German Firm Sells New Reverse Converts

Sal Oppenheim Jr. & Cie. has structured reverse convertible bonds based on shares in two German corporates that guarantee investors a 12.5% coupon by trading equity options with investors. The firm buys a put from investors to beef-up the coupon and sells a put to provide the guarantee.

An official in the structured credit department in Frankfurt said the firm has structured what it calls PROGRANT reverse convertibles based on shares in Deutsche Telekom and Siemens and is considering using other European corporates, such as Nokia and Telefonica as underlyings.

In the Deutsche Telekom reverse convertible investors sell to Sal Oppenheim one-year maturity puts struck at EUR17.67 and at EUR13.25. If the telecom company's shares end up below the lower strike investors will receive 75% of their capital in addition to the 12.5% coupon; if the shares are between the strikes after one year, investors will be exercised on the option with the higher strike and take delivery of the shares. Deutsche Telekom shares were trading at EUR16 Tuesday.

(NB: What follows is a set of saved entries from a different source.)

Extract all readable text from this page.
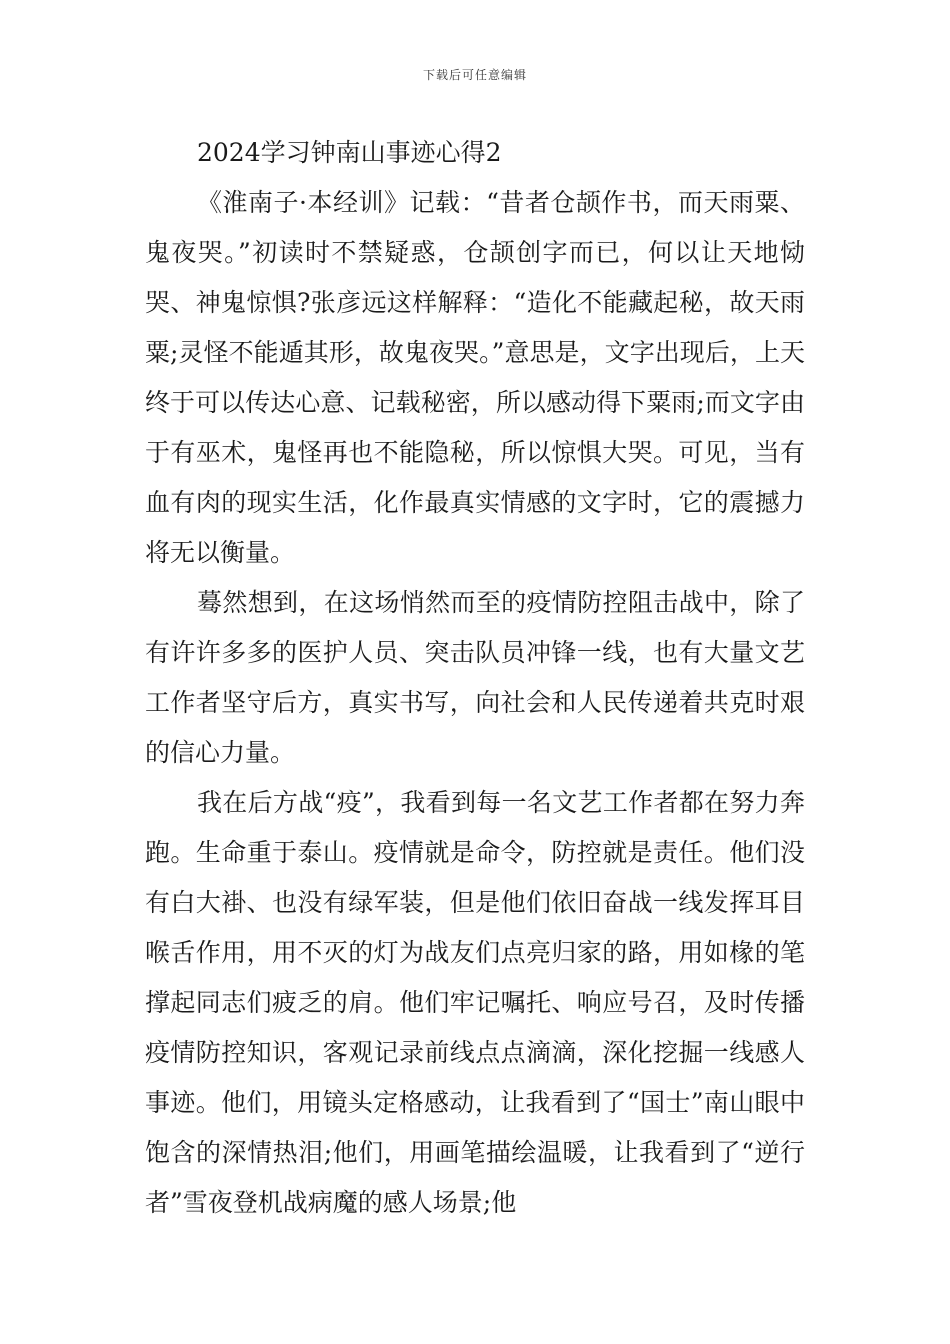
下载后可任意编辑

2024学习钟南山事迹心得2

《淮南子·本经训》记载：“昔者仓颉作书，而天雨粟、鬼夜哭。”初读时不禁疑惑，仓颉创字而已，何以让天地恸哭、神鬼惊惧?张彦远这样解释：“造化不能藏起秘，故天雨粟;灵怪不能遁其形，故鬼夜哭。”意思是，文字出现后，上天终于可以传达心意、记载秘密，所以感动得下粟雨;而文字由于有巫术，鬼怪再也不能隐秘，所以惊惧大哭。可见，当有血有肉的现实生活，化作最真实情感的文字时，它的震撼力将无以衡量。

蓦然想到，在这场悄然而至的疫情防控阻击战中，除了有许许多多的医护人员、突击队员冲锋一线，也有大量文艺工作者坚守后方，真实书写，向社会和人民传递着共克时艰的信心力量。

我在后方战“疫”，我看到每一名文艺工作者都在努力奔跑。生命重于泰山。疫情就是命令，防控就是责任。他们没有白大褂、也没有绿军装，但是他们依旧奋战一线发挥耳目喉舌作用，用不灭的灯为战友们点亮归家的路，用如椽的笔撑起同志们疲乏的肩。他们牢记嘱托、响应号召，及时传播疫情防控知识，客观记录前线点点滴滴，深化挖掘一线感人事迹。他们，用镜头定格感动，让我看到了“国士”南山眼中饱含的深情热泪;他们，用画笔描绘温暖，让我看到了“逆行者”雪夜登机战病魔的感人场景;他
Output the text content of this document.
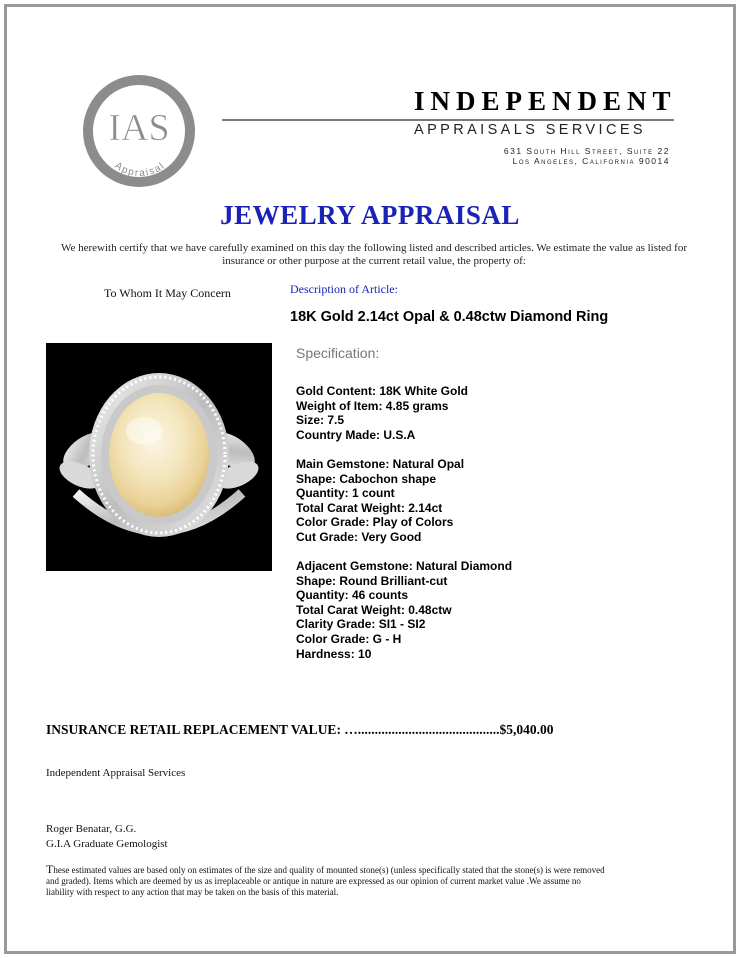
IAS
Appraisal
INDEPENDENT
APPRAISALS SERVICES
631 South Hill Street, Suite 22
Los Angeles, California 90014
JEWELRY APPRAISAL
We herewith certify that we have carefully examined on this day the following listed and described articles. We estimate the value as listed for insurance or other purpose at the current retail value, the property of:
To Whom It May Concern	Description of Article:
18K Gold 2.14ct Opal & 0.48ctw Diamond Ring
Specification:
Gold Content: 18K White Gold
Weight of Item: 4.85 grams
Size: 7.5
Country Made: U.S.A
Main Gemstone: Natural Opal
Shape: Cabochon shape
Quantity: 1 count
Total Carat Weight: 2.14ct
Color Grade: Play of Colors
Cut Grade: Very Good
Adjacent Gemstone: Natural Diamond
Shape: Round Brilliant-cut
Quantity: 46 counts
Total Carat Weight: 0.48ctw
Clarity Grade: SI1 - SI2
Color Grade: G - H
Hardness: 10
INSURANCE RETAIL REPLACEMENT VALUE: …..........................................$5,040.00
Independent Appraisal Services
Roger Benatar, G.G.
G.I.A Graduate Gemologist
These estimated values are based only on estimates of the size and quality of mounted stone(s) (unless specifically stated that the stone(s) is were removed and graded). Items which are deemed by us as irreplaceable or antique in nature are expressed as our opinion of current market value .We assume no liability with respect to any action that may be taken on the basis of this material.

The bonds are being marketed to retail investors, who benefit from the 12.5% coupon and receive 75% of their capital back even if Deutsche Telekom shares drop below the second strike, according to the official. Sal Oppenheim makes 20 basis points off each sale. In the transaction, the bonds are sold at 98.07 and cost the issuer 97.87, the official said.

The firm has set a minimum investment of EUR5,000, based on 283 shares of Deutsche Telekom, and hopes to sell up to EUR25 million of the bonds. He said Sal Oppenheim will create similar products with other European underlyings if they prove popular enough.